Bezirk Tulln/St. Pölten
Eigene Tochter wegen Drohungen angezeigt
Mutter lehnte Waffenstillstand ab
BEZIRK TULLN/St. PÖLTEN. Seit ihrem zwölften Lebensjahr sei es immer wieder zu massiven Auseinandersetzungen mit ihrer Mutter gekommen, erklärte eine 30-Jährige aus dem Bezirk Tulln beim Prozess am Landesgericht St. Pölten, wo sie sich wegen Veruntreuung und versuchter schwerer Nötigung zu verantworten hatte.

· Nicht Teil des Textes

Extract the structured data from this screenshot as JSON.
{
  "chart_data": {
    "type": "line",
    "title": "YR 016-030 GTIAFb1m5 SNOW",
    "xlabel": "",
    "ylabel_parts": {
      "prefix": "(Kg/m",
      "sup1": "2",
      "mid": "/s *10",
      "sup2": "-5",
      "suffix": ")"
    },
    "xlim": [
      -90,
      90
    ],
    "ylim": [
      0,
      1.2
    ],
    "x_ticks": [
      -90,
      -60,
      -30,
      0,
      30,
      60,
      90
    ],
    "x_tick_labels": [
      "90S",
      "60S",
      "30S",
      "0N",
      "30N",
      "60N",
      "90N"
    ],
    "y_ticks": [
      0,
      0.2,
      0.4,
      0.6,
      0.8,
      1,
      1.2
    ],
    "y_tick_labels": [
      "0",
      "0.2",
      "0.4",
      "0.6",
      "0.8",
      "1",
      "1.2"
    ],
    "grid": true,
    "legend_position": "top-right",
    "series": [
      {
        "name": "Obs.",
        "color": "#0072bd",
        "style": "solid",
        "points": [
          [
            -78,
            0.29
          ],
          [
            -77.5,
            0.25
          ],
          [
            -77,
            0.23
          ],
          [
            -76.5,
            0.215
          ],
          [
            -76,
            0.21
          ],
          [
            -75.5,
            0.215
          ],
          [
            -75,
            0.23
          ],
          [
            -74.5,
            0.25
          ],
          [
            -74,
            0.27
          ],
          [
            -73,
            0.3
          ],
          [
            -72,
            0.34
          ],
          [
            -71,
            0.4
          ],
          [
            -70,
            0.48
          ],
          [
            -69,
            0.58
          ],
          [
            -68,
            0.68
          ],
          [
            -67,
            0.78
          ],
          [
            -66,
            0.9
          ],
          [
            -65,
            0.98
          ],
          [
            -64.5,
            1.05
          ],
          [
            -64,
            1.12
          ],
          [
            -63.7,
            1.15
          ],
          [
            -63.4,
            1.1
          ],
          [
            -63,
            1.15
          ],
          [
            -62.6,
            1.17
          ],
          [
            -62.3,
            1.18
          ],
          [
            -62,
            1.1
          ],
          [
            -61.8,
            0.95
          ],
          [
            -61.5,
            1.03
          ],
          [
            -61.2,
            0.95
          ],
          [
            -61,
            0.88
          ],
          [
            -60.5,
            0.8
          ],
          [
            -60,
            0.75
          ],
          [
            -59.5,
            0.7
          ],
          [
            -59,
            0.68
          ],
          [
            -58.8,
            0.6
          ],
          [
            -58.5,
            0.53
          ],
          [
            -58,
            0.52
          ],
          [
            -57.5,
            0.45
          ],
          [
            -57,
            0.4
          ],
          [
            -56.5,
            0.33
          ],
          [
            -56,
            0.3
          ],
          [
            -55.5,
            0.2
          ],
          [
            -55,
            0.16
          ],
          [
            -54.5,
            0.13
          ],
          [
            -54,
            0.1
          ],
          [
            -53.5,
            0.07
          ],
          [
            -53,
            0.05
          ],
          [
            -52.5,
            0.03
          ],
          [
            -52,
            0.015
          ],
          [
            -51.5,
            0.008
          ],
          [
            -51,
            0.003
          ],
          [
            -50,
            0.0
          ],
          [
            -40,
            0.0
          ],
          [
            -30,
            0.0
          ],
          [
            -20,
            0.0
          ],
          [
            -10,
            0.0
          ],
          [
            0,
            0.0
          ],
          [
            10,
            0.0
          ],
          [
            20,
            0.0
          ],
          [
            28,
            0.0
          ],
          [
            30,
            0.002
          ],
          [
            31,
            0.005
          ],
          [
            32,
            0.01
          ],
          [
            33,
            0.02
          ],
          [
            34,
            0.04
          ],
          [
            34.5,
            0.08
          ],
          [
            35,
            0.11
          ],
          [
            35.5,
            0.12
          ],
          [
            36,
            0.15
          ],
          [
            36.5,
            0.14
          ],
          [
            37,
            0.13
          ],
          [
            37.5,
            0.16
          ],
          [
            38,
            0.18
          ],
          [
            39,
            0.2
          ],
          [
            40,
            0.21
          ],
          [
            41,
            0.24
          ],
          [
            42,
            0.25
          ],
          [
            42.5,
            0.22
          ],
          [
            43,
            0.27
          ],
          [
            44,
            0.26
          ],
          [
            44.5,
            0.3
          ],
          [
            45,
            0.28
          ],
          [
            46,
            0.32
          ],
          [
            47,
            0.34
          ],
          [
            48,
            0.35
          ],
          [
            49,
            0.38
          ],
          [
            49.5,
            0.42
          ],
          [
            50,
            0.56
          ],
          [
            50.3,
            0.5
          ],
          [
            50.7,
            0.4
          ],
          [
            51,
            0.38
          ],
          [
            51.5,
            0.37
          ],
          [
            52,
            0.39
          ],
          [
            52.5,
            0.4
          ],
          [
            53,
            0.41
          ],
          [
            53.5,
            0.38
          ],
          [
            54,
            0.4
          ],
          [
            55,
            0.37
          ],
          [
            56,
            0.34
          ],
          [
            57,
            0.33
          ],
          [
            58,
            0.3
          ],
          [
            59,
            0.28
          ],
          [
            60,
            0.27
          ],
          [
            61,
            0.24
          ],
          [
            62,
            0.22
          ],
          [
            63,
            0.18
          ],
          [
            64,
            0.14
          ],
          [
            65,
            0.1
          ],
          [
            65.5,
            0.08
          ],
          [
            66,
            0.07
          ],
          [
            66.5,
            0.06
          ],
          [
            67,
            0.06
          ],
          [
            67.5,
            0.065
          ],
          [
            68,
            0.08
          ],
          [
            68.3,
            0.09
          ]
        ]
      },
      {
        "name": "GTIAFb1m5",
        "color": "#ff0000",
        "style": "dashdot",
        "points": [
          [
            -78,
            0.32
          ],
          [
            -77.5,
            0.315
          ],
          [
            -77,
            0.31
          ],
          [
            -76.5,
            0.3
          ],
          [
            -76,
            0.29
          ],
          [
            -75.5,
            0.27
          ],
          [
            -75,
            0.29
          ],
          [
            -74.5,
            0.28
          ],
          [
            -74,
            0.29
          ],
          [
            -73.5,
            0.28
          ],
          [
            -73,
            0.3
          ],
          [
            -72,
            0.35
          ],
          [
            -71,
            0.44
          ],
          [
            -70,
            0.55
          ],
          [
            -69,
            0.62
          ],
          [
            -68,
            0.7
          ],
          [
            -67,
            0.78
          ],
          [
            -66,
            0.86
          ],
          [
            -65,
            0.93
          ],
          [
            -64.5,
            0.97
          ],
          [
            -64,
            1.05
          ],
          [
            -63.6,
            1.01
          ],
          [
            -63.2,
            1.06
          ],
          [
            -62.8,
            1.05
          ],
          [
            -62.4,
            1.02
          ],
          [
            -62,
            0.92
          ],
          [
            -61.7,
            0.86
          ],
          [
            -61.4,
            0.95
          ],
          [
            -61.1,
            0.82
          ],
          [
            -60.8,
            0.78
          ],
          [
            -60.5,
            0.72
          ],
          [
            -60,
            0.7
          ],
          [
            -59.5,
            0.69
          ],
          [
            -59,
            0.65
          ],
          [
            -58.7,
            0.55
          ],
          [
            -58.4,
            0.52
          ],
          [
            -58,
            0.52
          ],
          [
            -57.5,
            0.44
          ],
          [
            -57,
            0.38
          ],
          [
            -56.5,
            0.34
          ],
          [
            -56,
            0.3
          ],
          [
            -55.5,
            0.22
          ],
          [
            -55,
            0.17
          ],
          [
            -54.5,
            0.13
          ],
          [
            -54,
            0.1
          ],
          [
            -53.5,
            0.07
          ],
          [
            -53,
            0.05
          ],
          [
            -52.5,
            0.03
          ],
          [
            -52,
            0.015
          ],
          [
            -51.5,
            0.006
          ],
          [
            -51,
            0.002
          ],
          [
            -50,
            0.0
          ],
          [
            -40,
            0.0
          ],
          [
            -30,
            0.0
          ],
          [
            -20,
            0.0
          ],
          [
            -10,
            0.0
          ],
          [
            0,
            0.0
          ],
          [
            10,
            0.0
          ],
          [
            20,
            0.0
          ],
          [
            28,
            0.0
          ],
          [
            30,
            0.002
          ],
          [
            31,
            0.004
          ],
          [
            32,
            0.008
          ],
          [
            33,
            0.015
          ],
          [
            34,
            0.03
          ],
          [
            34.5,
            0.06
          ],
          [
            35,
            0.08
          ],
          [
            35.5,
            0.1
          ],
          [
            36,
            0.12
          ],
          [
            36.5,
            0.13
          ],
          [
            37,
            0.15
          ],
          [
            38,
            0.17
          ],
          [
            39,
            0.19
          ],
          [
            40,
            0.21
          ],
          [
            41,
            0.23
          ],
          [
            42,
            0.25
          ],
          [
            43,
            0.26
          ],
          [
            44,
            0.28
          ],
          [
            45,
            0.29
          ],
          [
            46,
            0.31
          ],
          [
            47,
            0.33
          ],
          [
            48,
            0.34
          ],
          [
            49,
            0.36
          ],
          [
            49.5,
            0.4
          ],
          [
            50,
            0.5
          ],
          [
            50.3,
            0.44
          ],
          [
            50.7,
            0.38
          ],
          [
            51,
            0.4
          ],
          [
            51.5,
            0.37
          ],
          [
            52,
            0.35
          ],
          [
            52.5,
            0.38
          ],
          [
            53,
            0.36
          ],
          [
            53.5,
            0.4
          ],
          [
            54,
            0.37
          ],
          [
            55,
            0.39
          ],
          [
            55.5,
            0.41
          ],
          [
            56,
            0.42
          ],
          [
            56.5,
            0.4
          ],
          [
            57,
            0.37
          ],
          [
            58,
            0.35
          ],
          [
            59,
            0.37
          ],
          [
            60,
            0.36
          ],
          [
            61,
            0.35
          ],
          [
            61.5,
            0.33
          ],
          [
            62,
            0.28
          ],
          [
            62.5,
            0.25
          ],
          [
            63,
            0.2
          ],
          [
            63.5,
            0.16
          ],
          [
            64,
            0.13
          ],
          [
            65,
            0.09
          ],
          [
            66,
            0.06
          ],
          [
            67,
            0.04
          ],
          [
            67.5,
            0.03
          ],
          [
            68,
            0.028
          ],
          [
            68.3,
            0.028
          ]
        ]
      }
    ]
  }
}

Dass sie zwischen November 2021 und Februar 2022 insgesamt 42 Mal in die Kasse ihres Arbeitgebers gegriffen hat, gab die Frau, die keine Berufsausbildung hat, arbeitslos ist und sich im Privatkonkurs befindet, unumwunden zu. „Ich kann es nicht erklären“, beteuerte sie gegenüber Richter Slawomir Wiaderek auf die Frage nach dem Warum. Bezüglich der Schadensgutmachung in Höhe von rund 3.300 Euro habe sie bereits eine Vereinbarung mit ihrem ehemaligen Chef getroffen.
Wesentlich härter traf sie die Anzeige ihrer eigenen Mutter im August dieses Jahres. Die 54-Jährige meinte als Zeugin, es habe ihr gereicht. In zwei nächtlichen Telefonaten habe ihr die 30-Jährige unter anderem gedroht, ihre zweite Tochter umzubringen und ihr die Finanzpolizei auf den Hals zu hetzen, wenn sie die Beschwerden an den Arbeitgeber ihres derzeitigen Lebensgefährten nicht zurückziehe.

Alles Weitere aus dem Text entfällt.